The τίς, any one, of 1 Corinthians 10:28 cannot, as Grotius thinks, denote the same person as the τίς of the foregoing verse, the heathen who invited the Christian. He would not be designated by an indefinite pronoun. It must therefore be one of the guests. Are we to suppose him, as has been thought by Chrysostom, de Wette, etc., a malicious heathen, who wishes by the remark to embarrass the Christian, or a serious heathen wishing to call his attention to the mistake he is about to commit without knowing it (Ewald)? But in these two cases the duty of the believer would have been, not to abstain, but, on the contrary, to partake of the meat while stating the motive of his conduct, and justifying his freedom from all scruple in regard to idols in which he does not believe; it was an excellent opportunity for expounding his faith. The person in question, therefore, is a sincere Christian, whose conscience is still hampered with scruples, and whom his strong brother is bound to treat with consideration. In this way, the following words: For his sake that showed it, and for conscience, are easily explained. The two motives refer to the same person, remaining, however, distinct. The first is directed against the influence which the example might exercise over the weak Christian, by leading him to eat against his conscience; the second, to the shock which his conscience will infallibly undergo on seeing the strong believer eat, even supposing he should resist the example which is set him. The repetition of the quotation from Psalms 24 at the end of 1 Corinthians 10:28, in the T. R., is evidently due to an interpolation. The only meaning which could be given to the words here would be this: “There is on the table plenty of other meats which thou mayest use.” But such a reflection is far from natural.

Vv. 29. The apostle expressly declares that such a sacrifice by no means implies that the strong believer renounces his conviction and right; his conscience remains independent of his brother's, though he voluntarily subordinates his conduct to the other's scruple.

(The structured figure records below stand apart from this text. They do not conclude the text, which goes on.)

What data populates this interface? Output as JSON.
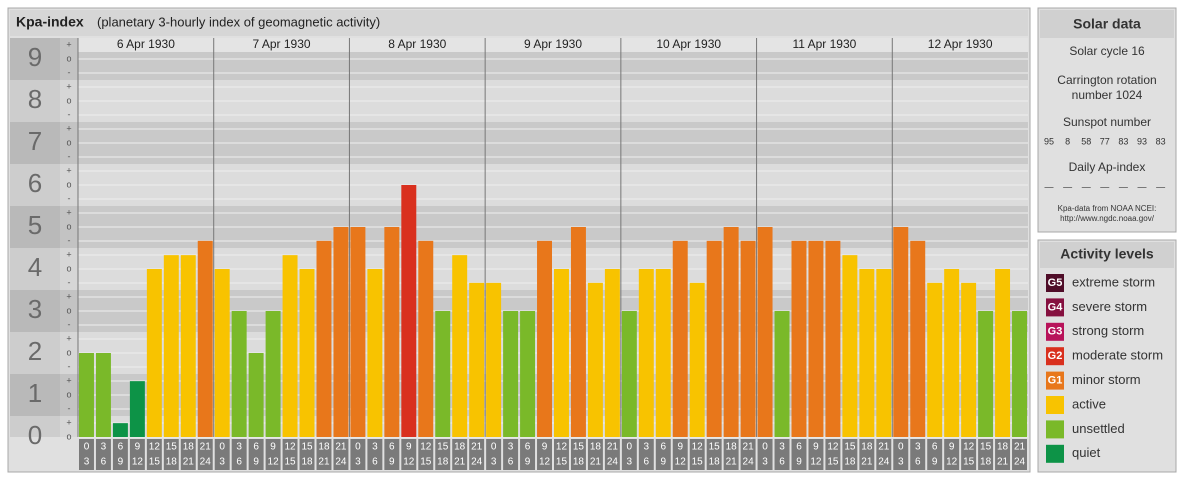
{
  "chart_data": {
    "type": "bar",
    "title": "Kpa-index",
    "subtitle": "(planetary 3-hourly index of geomagnetic activity)",
    "ylim": [
      0,
      9.5
    ],
    "yticks": [
      0,
      1,
      2,
      3,
      4,
      5,
      6,
      7,
      8,
      9
    ],
    "minor_labels": {
      "minus": "-",
      "zero": "o",
      "plus": "+"
    },
    "hours": [
      [
        "0",
        "3"
      ],
      [
        "3",
        "6"
      ],
      [
        "6",
        "9"
      ],
      [
        "9",
        "12"
      ],
      [
        "12",
        "15"
      ],
      [
        "15",
        "18"
      ],
      [
        "18",
        "21"
      ],
      [
        "21",
        "24"
      ]
    ],
    "groups": [
      {
        "label": "6 Apr 1930",
        "values": [
          2,
          2,
          0.33,
          1.33,
          4,
          4.33,
          4.33,
          4.67
        ],
        "colors": [
          "#7ab929",
          "#7ab929",
          "#0d9347",
          "#0d9347",
          "#f8c300",
          "#f8c300",
          "#f8c300",
          "#e8771b"
        ]
      },
      {
        "label": "7 Apr 1930",
        "values": [
          4,
          3,
          2,
          3,
          4.33,
          4,
          4.67,
          5
        ],
        "colors": [
          "#f8c300",
          "#7ab929",
          "#7ab929",
          "#7ab929",
          "#f8c300",
          "#f8c300",
          "#e8771b",
          "#e8771b"
        ]
      },
      {
        "label": "8 Apr 1930",
        "values": [
          5,
          4,
          5,
          6,
          4.67,
          3,
          4.33,
          3.67
        ],
        "colors": [
          "#e8771b",
          "#f8c300",
          "#e8771b",
          "#d9301e",
          "#e8771b",
          "#7ab929",
          "#f8c300",
          "#f8c300"
        ]
      },
      {
        "label": "9 Apr 1930",
        "values": [
          3.67,
          3,
          3,
          4.67,
          4,
          5,
          3.67,
          4
        ],
        "colors": [
          "#f8c300",
          "#7ab929",
          "#7ab929",
          "#e8771b",
          "#f8c300",
          "#e8771b",
          "#f8c300",
          "#f8c300"
        ]
      },
      {
        "label": "10 Apr 1930",
        "values": [
          3,
          4,
          4,
          4.67,
          3.67,
          4.67,
          5,
          4.67
        ],
        "colors": [
          "#7ab929",
          "#f8c300",
          "#f8c300",
          "#e8771b",
          "#f8c300",
          "#e8771b",
          "#e8771b",
          "#e8771b"
        ]
      },
      {
        "label": "11 Apr 1930",
        "values": [
          5,
          3,
          4.67,
          4.67,
          4.67,
          4.33,
          4,
          4
        ],
        "colors": [
          "#e8771b",
          "#7ab929",
          "#e8771b",
          "#e8771b",
          "#e8771b",
          "#f8c300",
          "#f8c300",
          "#f8c300"
        ]
      },
      {
        "label": "12 Apr 1930",
        "values": [
          5,
          4.67,
          3.67,
          4,
          3.67,
          3,
          4,
          3
        ],
        "colors": [
          "#e8771b",
          "#e8771b",
          "#f8c300",
          "#f8c300",
          "#f8c300",
          "#7ab929",
          "#f8c300",
          "#7ab929"
        ]
      }
    ]
  },
  "solar": {
    "title": "Solar data",
    "cycle": "Solar cycle 16",
    "carrington": [
      "Carrington rotation",
      "number 1024"
    ],
    "sunspot_title": "Sunspot number",
    "sunspot": [
      95,
      8,
      58,
      77,
      83,
      93,
      83
    ],
    "ap_title": "Daily Ap-index",
    "ap": [
      "—",
      "—",
      "—",
      "—",
      "—",
      "—",
      "—"
    ],
    "source": [
      "Kpa-data from NOAA NCEI:",
      "http://www.ngdc.noaa.gov/"
    ]
  },
  "levels": {
    "title": "Activity levels",
    "items": [
      {
        "code": "G5",
        "label": "extreme storm",
        "color": "#4f0d28"
      },
      {
        "code": "G4",
        "label": "severe storm",
        "color": "#85103f"
      },
      {
        "code": "G3",
        "label": "strong storm",
        "color": "#b8135a"
      },
      {
        "code": "G2",
        "label": "moderate storm",
        "color": "#d9301e"
      },
      {
        "code": "G1",
        "label": "minor storm",
        "color": "#e8771b"
      },
      {
        "code": "",
        "label": "active",
        "color": "#f8c300"
      },
      {
        "code": "",
        "label": "unsettled",
        "color": "#7ab929"
      },
      {
        "code": "",
        "label": "quiet",
        "color": "#0d9347"
      }
    ]
  }
}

The reason which the apostle gives for this conduct has been differently understood. Meyer and de Wette think that Paul means: “For on what ground should I subject your conscience to the judgment of your neighbour's? You preserve, therefore, so far as you are yourselves concerned, your entire liberty.” But the conjunction ἱνατί does not signify: For what reason, with what right? This compound conjunction, after which we must understand γένηται, literally signifies: that what good may come about? The meaning is therefore: “For what advantage can there be in my liberty being condemned...?” We have in the parallel discussion of Romans 14 a perfectly similar saying, which leaves no doubt as to the meaning of this. Paul there says, 1 Corinthians 10:16: “That your good be not evil spoken of (blasphemed)!” This good is the liberty of the strong, and Paul asks of them not to make such a use of it as will provoke the disapproving judgment of the weak. Here he asks, besides, what advantage such a judgment, imprudently provoked, can have; what edification it can afford either to the Christians present, or to the non-Christians, who become witnesses of the mutual contradictions between believers, and of the condemnations which they pass on one another. The question put in 1 Corinthians 10:29 is reproduced still more clearly in 1 Corinthians 10:30.